Following its nearly 62 minute flight, Kepler was deployed on its mission to search a nearby region of our galaxy for Earth-sized planets orbiting in the habitable zone surrounding stars like our Sun. The habitable zone is the region around a star where the temperature permits water to be liquid on a planet’s surface. Liquid water is considered essential for the existence of life.

“We congratulate NASA and our mission partners on the launch of Kepler on its journey to learn more about our universe,” said Jim Sponnick, vice president, Delta Product Line. “Today’s launch was the second for NASA aboard a Delta II in just 28 days, coming on the heels of the successful NOAA-N Prime launch Feb. 6. The NASA/ULA Delta II partnership has launched many important scientific missions directly benefiting everyone here on Earth. Launching these two missions for NASA has been a wonderful way to celebrate the program’s 20th anniversary.”
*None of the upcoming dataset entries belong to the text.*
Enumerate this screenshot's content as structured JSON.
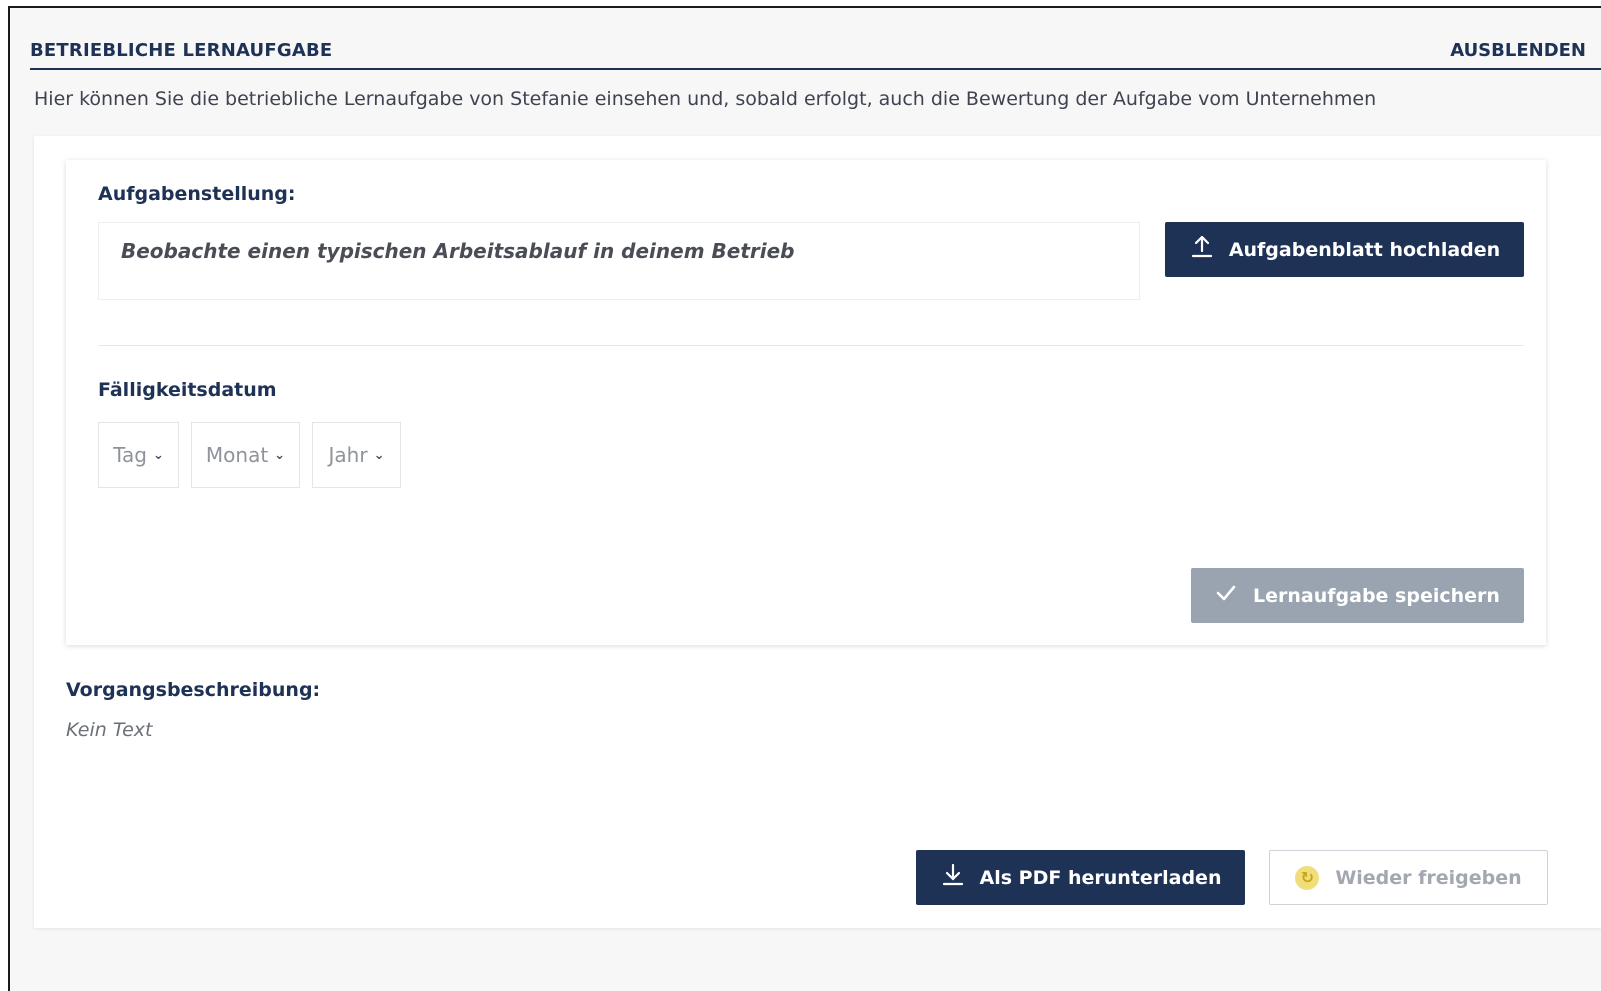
{
  "section": {
    "title": "BETRIEBLICHE LERNAUFGABE",
    "hide_label": "AUSBLENDEN",
    "intro": "Hier können Sie die betriebliche Lernaufgabe von Stefanie einsehen und, sobald erfolgt, auch die Bewertung der Aufgabe vom Unternehmen"
  },
  "task": {
    "label": "Aufgabenstellung:",
    "text": "Beobachte einen  typischen Arbeitsablauf in  deinem Betrieb",
    "upload_label": "Aufgabenblatt hochladen",
    "upload_icon": "upload-icon"
  },
  "due_date": {
    "label": "Fälligkeitsdatum",
    "day_placeholder": "Tag",
    "month_placeholder": "Monat",
    "year_placeholder": "Jahr",
    "chevron_icon": "chevron-down-icon"
  },
  "save": {
    "label": "Lernaufgabe speichern",
    "icon": "check-icon",
    "color": "#9aa3b0"
  },
  "process": {
    "label": "Vorgangsbeschreibung:",
    "text": "Kein Text"
  },
  "actions": {
    "pdf_label": "Als PDF herunterladen",
    "pdf_icon": "download-icon",
    "release_label": "Wieder freigeben",
    "release_icon": "sync-icon"
  },
  "colors": {
    "primary": "#1e3256",
    "disabled": "#9aa3b0",
    "accent_icon": "#f1dd7a"
  }
}
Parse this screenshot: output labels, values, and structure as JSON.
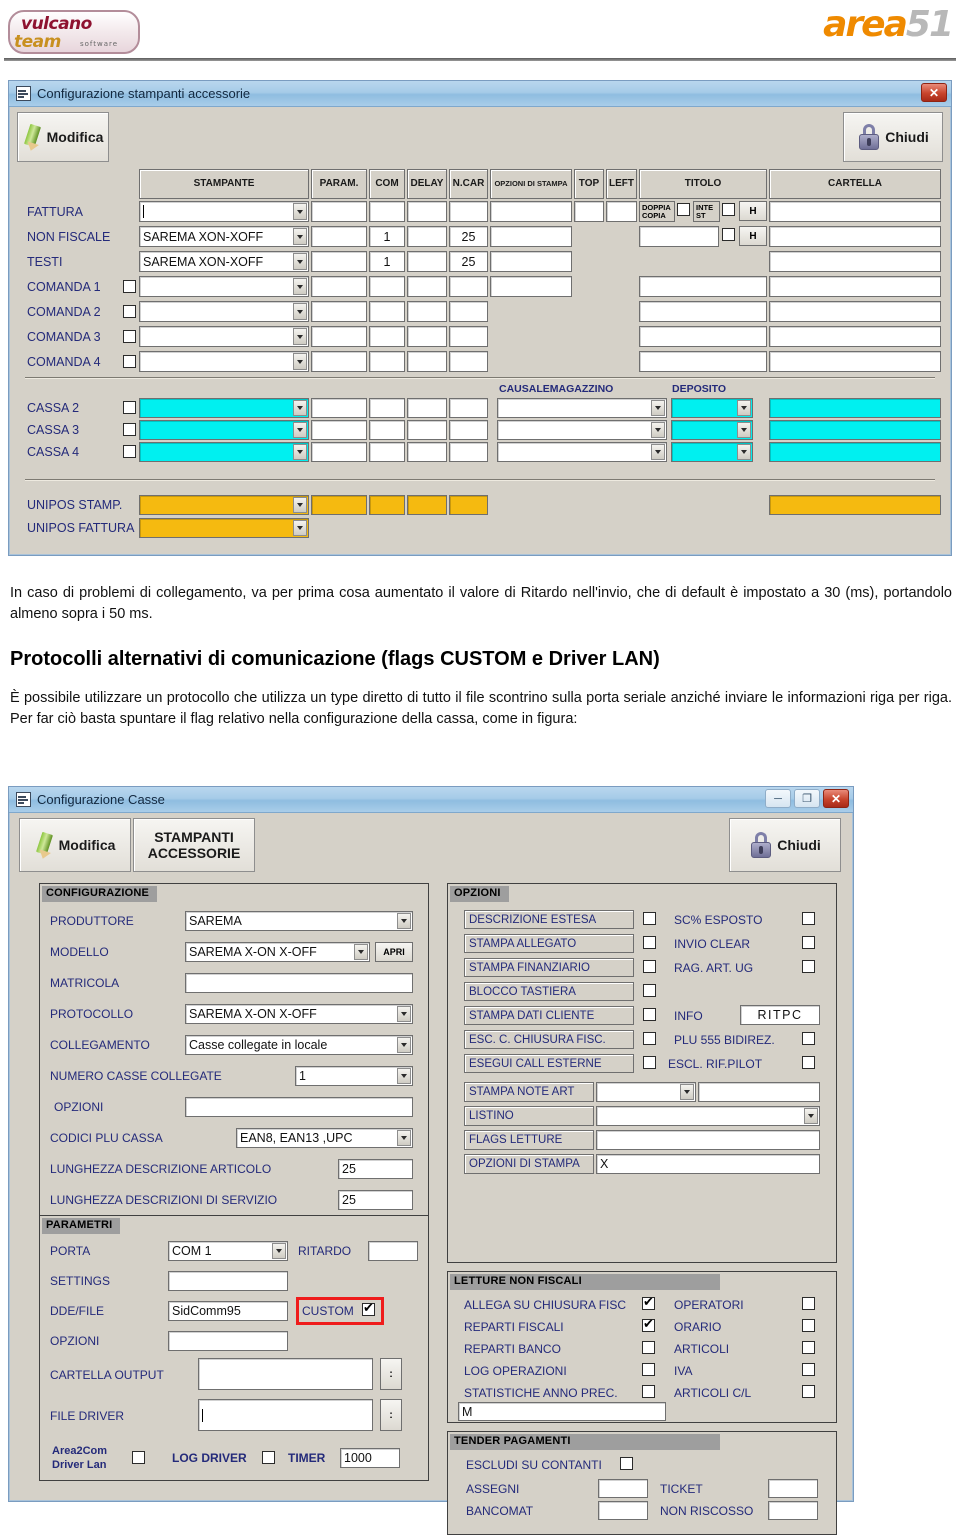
{
  "page": {
    "logo_left_line1": "vulcano",
    "logo_left_line2": "team",
    "logo_left_sub": "software",
    "logo_right_word": "area",
    "logo_right_num": "51"
  },
  "body_text": {
    "para1": "In caso di problemi di collegamento, va per prima cosa aumentato il valore di Ritardo nell'invio, che di default è impostato a 30 (ms), portandolo almeno sopra i 50 ms.",
    "heading": "Protocolli alternativi di comunicazione (flags CUSTOM e Driver LAN)",
    "para2": "È possibile utilizzare un protocollo che utilizza un type diretto di tutto il file scontrino sulla porta seriale anziché inviare le informazioni riga per riga. Per far ciò basta spuntare il flag relativo nella configurazione della cassa, come in figura:"
  },
  "win1": {
    "title": "Configurazione stampanti accessorie",
    "close_label": "✕",
    "toolbar": {
      "modifica": "Modifica",
      "chiudi": "Chiudi"
    },
    "headers": [
      "STAMPANTE",
      "PARAM.",
      "COM",
      "DELAY",
      "N.CAR",
      "OPZIONI DI STAMPA",
      "TOP",
      "LEFT",
      "TITOLO",
      "CARTELLA"
    ],
    "rows": [
      {
        "label": "FATTURA",
        "has_check": false,
        "printer": "",
        "param": "",
        "com": "",
        "delay": "",
        "ncar": "",
        "opzioni": "",
        "top": "",
        "left": "",
        "cartella": ""
      },
      {
        "label": "NON FISCALE",
        "has_check": false,
        "printer": "SAREMA XON-XOFF",
        "param": "",
        "com": "1",
        "delay": "",
        "ncar": "25",
        "opzioni": "",
        "top": "",
        "left": "",
        "cartella": ""
      },
      {
        "label": "TESTI",
        "has_check": false,
        "printer": "SAREMA XON-XOFF",
        "param": "",
        "com": "1",
        "delay": "",
        "ncar": "25",
        "opzioni": "",
        "top": "",
        "left": "",
        "cartella": ""
      },
      {
        "label": "COMANDA 1",
        "has_check": true,
        "printer": "",
        "param": "",
        "com": "",
        "delay": "",
        "ncar": "",
        "opzioni": "",
        "titolo": "",
        "cartella": ""
      },
      {
        "label": "COMANDA 2",
        "has_check": true,
        "printer": "",
        "param": "",
        "com": "",
        "delay": "",
        "ncar": "",
        "titolo": "",
        "cartella": ""
      },
      {
        "label": "COMANDA 3",
        "has_check": true,
        "printer": "",
        "param": "",
        "com": "",
        "delay": "",
        "ncar": "",
        "titolo": "",
        "cartella": ""
      },
      {
        "label": "COMANDA 4",
        "has_check": true,
        "printer": "",
        "param": "",
        "com": "",
        "delay": "",
        "ncar": "",
        "titolo": "",
        "cartella": ""
      }
    ],
    "titolo_extra": {
      "doppia_copia": "DOPPIA COPIA",
      "intest": "INTE ST",
      "h_button": "H"
    },
    "cassa_caps": {
      "causale": "CAUSALEMAGAZZINO",
      "deposito": "DEPOSITO"
    },
    "cassa_rows": [
      {
        "label": "CASSA 2",
        "printer": "",
        "param": "",
        "com": "",
        "delay": "",
        "ncar": "",
        "causale": "",
        "deposito": "",
        "cartella": ""
      },
      {
        "label": "CASSA 3",
        "printer": "",
        "param": "",
        "com": "",
        "delay": "",
        "ncar": "",
        "causale": "",
        "deposito": "",
        "cartella": ""
      },
      {
        "label": "CASSA 4",
        "printer": "",
        "param": "",
        "com": "",
        "delay": "",
        "ncar": "",
        "causale": "",
        "deposito": "",
        "cartella": ""
      }
    ],
    "unipos_rows": [
      {
        "label": "UNIPOS STAMP.",
        "printer": "",
        "f1": "",
        "f2": "",
        "f3": "",
        "f4": "",
        "cartella": ""
      },
      {
        "label": "UNIPOS FATTURA",
        "printer": ""
      }
    ],
    "colors": {
      "cyan": "#00f0f0",
      "gold": "#f5ba10"
    }
  },
  "win2": {
    "title": "Configurazione Casse",
    "min_label": "─",
    "max_label": "❐",
    "close_label": "✕",
    "toolbar": {
      "modifica": "Modifica",
      "stampanti_l1": "STAMPANTI",
      "stampanti_l2": "ACCESSORIE",
      "chiudi": "Chiudi"
    },
    "configurazione": {
      "caption": "CONFIGURAZIONE",
      "fields": [
        {
          "label": "PRODUTTORE",
          "value": "SAREMA"
        },
        {
          "label": "MODELLO",
          "value": "SAREMA X-ON X-OFF",
          "button": "APRI"
        },
        {
          "label": "MATRICOLA",
          "value": ""
        },
        {
          "label": "PROTOCOLLO",
          "value": "SAREMA X-ON X-OFF"
        },
        {
          "label": "COLLEGAMENTO",
          "value": "Casse collegate in locale"
        },
        {
          "label": "NUMERO CASSE COLLEGATE",
          "value": "1"
        },
        {
          "label": "OPZIONI",
          "value": ""
        },
        {
          "label": "CODICI PLU CASSA",
          "value": "EAN8, EAN13 ,UPC"
        },
        {
          "label": "LUNGHEZZA DESCRIZIONE ARTICOLO",
          "value": "25"
        },
        {
          "label": "LUNGHEZZA DESCRIZIONI DI SERVIZIO",
          "value": "25"
        }
      ]
    },
    "parametri": {
      "caption": "PARAMETRI",
      "porta_label": "PORTA",
      "porta_value": "COM 1",
      "ritardo_label": "RITARDO",
      "ritardo_value": "",
      "settings_label": "SETTINGS",
      "settings_value": "",
      "ddefile_label": "DDE/FILE",
      "ddefile_value": "SidComm95",
      "custom_label": "CUSTOM",
      "custom_checked": true,
      "opzioni_label": "OPZIONI",
      "opzioni_value": "",
      "cartella_output_label": "CARTELLA OUTPUT",
      "cartella_output_value": "",
      "file_driver_label": "FILE DRIVER",
      "file_driver_value": "",
      "browse_label": ":",
      "area2com_l1": "Area2Com",
      "area2com_l2": "Driver Lan",
      "area2com_checked": false,
      "log_driver_label": "LOG DRIVER",
      "log_driver_checked": false,
      "timer_label": "TIMER",
      "timer_value": "1000"
    },
    "opzioni": {
      "caption": "OPZIONI",
      "left_checks": [
        {
          "label": "DESCRIZIONE ESTESA",
          "checked": false
        },
        {
          "label": "STAMPA ALLEGATO",
          "checked": false
        },
        {
          "label": "STAMPA FINANZIARIO",
          "checked": false
        },
        {
          "label": "BLOCCO TASTIERA",
          "checked": false
        },
        {
          "label": "STAMPA DATI CLIENTE",
          "checked": false
        },
        {
          "label": "ESC. C. CHIUSURA FISC.",
          "checked": false
        },
        {
          "label": "ESEGUI CALL ESTERNE",
          "checked": false
        }
      ],
      "right_checks": [
        {
          "label": "SC% ESPOSTO",
          "checked": false
        },
        {
          "label": "INVIO CLEAR",
          "checked": false
        },
        {
          "label": "RAG. ART. UG",
          "checked": false
        },
        {
          "label": "",
          "checked": null
        },
        {
          "label": "INFO",
          "value": "RITPC"
        },
        {
          "label": "PLU 555 BIDIREZ.",
          "checked": false
        },
        {
          "label": "ESCL. RIF.PILOT",
          "checked": false
        }
      ],
      "rows": [
        {
          "label": "STAMPA NOTE ART",
          "value": "",
          "value2": ""
        },
        {
          "label": "LISTINO",
          "value": ""
        },
        {
          "label": "FLAGS LETTURE",
          "value": ""
        },
        {
          "label": "OPZIONI DI STAMPA",
          "value": "X"
        }
      ]
    },
    "letture": {
      "caption": "LETTURE NON FISCALI",
      "left": [
        {
          "label": "ALLEGA SU CHIUSURA FISC",
          "checked": true
        },
        {
          "label": "REPARTI FISCALI",
          "checked": true
        },
        {
          "label": "REPARTI BANCO",
          "checked": false
        },
        {
          "label": "LOG OPERAZIONI",
          "checked": false
        },
        {
          "label": "STATISTICHE ANNO PREC.",
          "checked": false
        }
      ],
      "right": [
        {
          "label": "OPERATORI",
          "checked": false
        },
        {
          "label": "ORARIO",
          "checked": false
        },
        {
          "label": "ARTICOLI",
          "checked": false
        },
        {
          "label": "IVA",
          "checked": false
        },
        {
          "label": "ARTICOLI C/L",
          "checked": false
        }
      ],
      "text_value": "M"
    },
    "tender": {
      "caption": "TENDER PAGAMENTI",
      "escludi_label": "ESCLUDI SU CONTANTI",
      "escludi_checked": false,
      "rows": [
        {
          "label": "ASSEGNI",
          "value": "",
          "label2": "TICKET",
          "value2": ""
        },
        {
          "label": "BANCOMAT",
          "value": "",
          "label2": "NON RISCOSSO",
          "value2": ""
        }
      ]
    }
  }
}
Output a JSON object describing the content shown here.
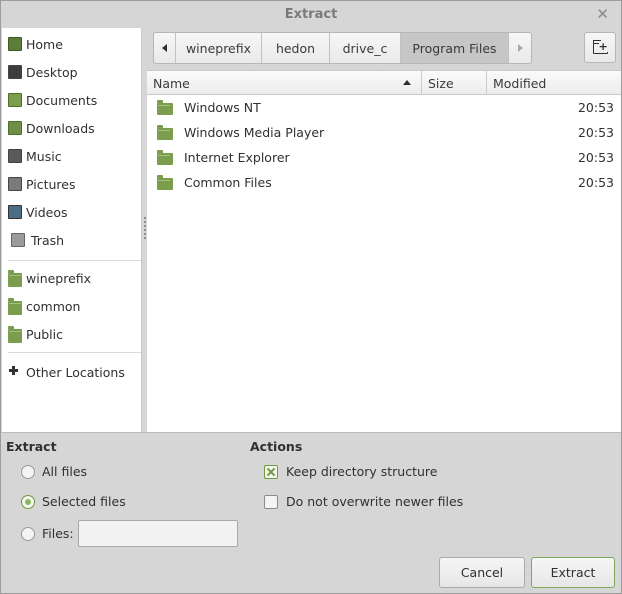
{
  "window": {
    "title": "Extract"
  },
  "sidebar": {
    "places": [
      {
        "label": "Home",
        "icon": "home-icon"
      },
      {
        "label": "Desktop",
        "icon": "desktop-icon"
      },
      {
        "label": "Documents",
        "icon": "documents-icon"
      },
      {
        "label": "Downloads",
        "icon": "downloads-icon"
      },
      {
        "label": "Music",
        "icon": "music-icon"
      },
      {
        "label": "Pictures",
        "icon": "pictures-icon"
      },
      {
        "label": "Videos",
        "icon": "videos-icon"
      },
      {
        "label": "Trash",
        "icon": "trash-icon"
      }
    ],
    "bookmarks": [
      {
        "label": "wineprefix",
        "icon": "folder-icon"
      },
      {
        "label": "common",
        "icon": "folder-icon"
      },
      {
        "label": "Public",
        "icon": "folder-icon"
      }
    ],
    "other": {
      "label": "Other Locations",
      "icon": "plus-icon"
    }
  },
  "pathbar": {
    "segments": [
      "wineprefix",
      "hedon",
      "drive_c",
      "Program Files"
    ],
    "active": "Program Files"
  },
  "filelist": {
    "columns": {
      "name": "Name",
      "size": "Size",
      "modified": "Modified"
    },
    "rows": [
      {
        "name": "Windows NT",
        "size": "",
        "modified": "20:53"
      },
      {
        "name": "Windows Media Player",
        "size": "",
        "modified": "20:53"
      },
      {
        "name": "Internet Explorer",
        "size": "",
        "modified": "20:53"
      },
      {
        "name": "Common Files",
        "size": "",
        "modified": "20:53"
      }
    ]
  },
  "extract": {
    "title": "Extract",
    "all_files": "All files",
    "selected_files": "Selected files",
    "files": "Files:",
    "files_value": "",
    "selected": "selected_files"
  },
  "actions": {
    "title": "Actions",
    "keep_structure": "Keep directory structure",
    "keep_structure_checked": true,
    "no_overwrite": "Do not overwrite newer files",
    "no_overwrite_checked": false
  },
  "buttons": {
    "cancel": "Cancel",
    "extract": "Extract"
  },
  "colors": {
    "accent": "#8cb65d",
    "folder": "#7a9e4e"
  }
}
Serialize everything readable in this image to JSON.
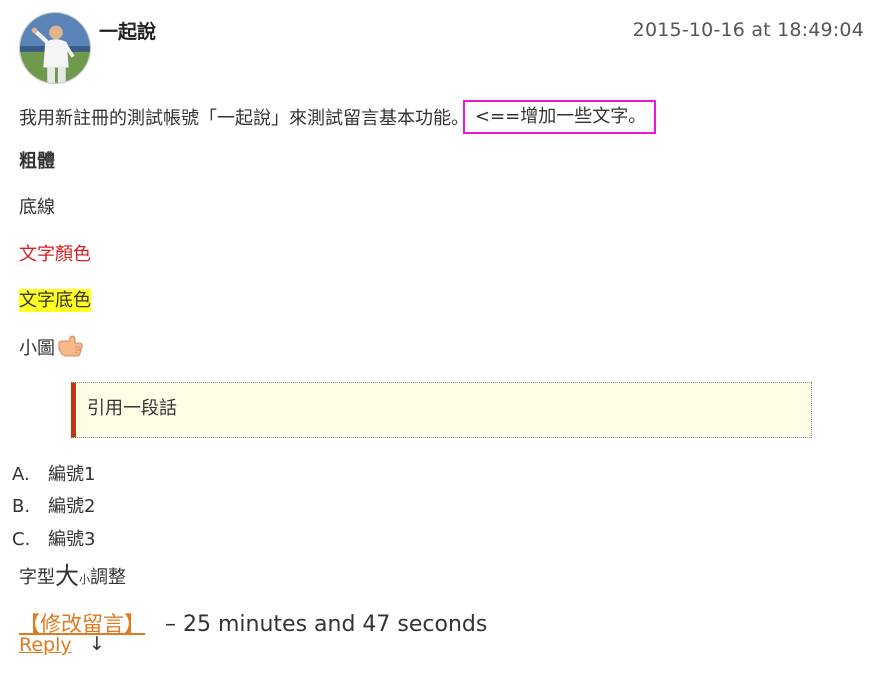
{
  "comment": {
    "author": "一起說",
    "timestamp": "2015-10-16 at 18:49:04",
    "intro_text": "我用新註冊的測試帳號「一起說」來測試留言基本功能。",
    "highlighted_text": "<==增加一些文字。",
    "bold_text": "粗體",
    "underline_text": "底線",
    "color_text": "文字顏色",
    "background_text": "文字底色",
    "small_picture_text": "小圖",
    "quote_text": "引用一段話",
    "list_items": [
      {
        "marker": "A.",
        "label": "編號1"
      },
      {
        "marker": "B.",
        "label": "編號2"
      },
      {
        "marker": "C.",
        "label": "編號3"
      }
    ],
    "font_size_prefix": "字型",
    "font_size_big": "大",
    "font_size_small": "小",
    "font_size_suffix": "調整",
    "edit_link": "【修改留言】",
    "edit_time": "– 25 minutes and 47 seconds",
    "reply_link": "Reply",
    "reply_arrow": "↓"
  },
  "colors": {
    "highlight_border": "#e619e0",
    "red_text": "#d42020",
    "text_background": "#ffff22",
    "quote_bar": "#c0360c",
    "quote_background": "#fffde6",
    "link": "#e07a20"
  },
  "icons": {
    "avatar": "avatar-photo",
    "small_picture": "thumbs-up-icon"
  }
}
During the past two decades, Delta II launched some of America’s most famous and successful missions. NASA’s Mars rovers Spirit and Opportunity, along with the Phoenix Mars Lander, were launched by Delta II. Additionally, NASA missions such as Mars Odyssey, Messenger, Dawn, GLAST, and THEMIS all began their journeys on a Delta II. Delta II has launched NRO missions and all current GPS satellites missions in support of national security.

Delta II has also launched 43 commercial missions, the most by any U.S. launch vehicle. Building on this success, the Delta II product line currently has 11 NASA, DoD, and commercial missions scheduled to launch through 2011.

“Our Delta II team is proud of our success record and the contributions Delta II has made to scientific exploration, national defense, and economic prosperity,” Sponnick said. “The team realizes that they didn’t do this alone. Delta II has been so successful because of tremendous support from our government mission partners, suppliers and commercial customers.”

For the Kepler mission, the spacecraft was launched on a Delta II 7925-10L configuration vehicle featuring a ULA first stage booster powered by a Pratt & Whitney Rocketdyne RS-27A main engine and nine Alliant Techsystems (ATK) strap-on solid rocket motors. An Aerojet AJ10-118K engine powered the second stage. The payload was encased by a 10-foot-diameter composite payload fairing.

ULA’s next launch is the March 14, U.S. Air Force Wideband Global SATCOM-2 mission aboard an Atlas V from SLC-41 here.

ULA program management, engineering, test and mission support functions are headquartered in Denver, Colo. Manufacturing, assembly and integration operations are located at Decatur, Ala., Harlingen, Texas, San Diego, Calif., and Denver, Colo. Launch operations are located at Cape Canaveral Air Force Station, Fla., and Vandenberg Air Force Base, Calif.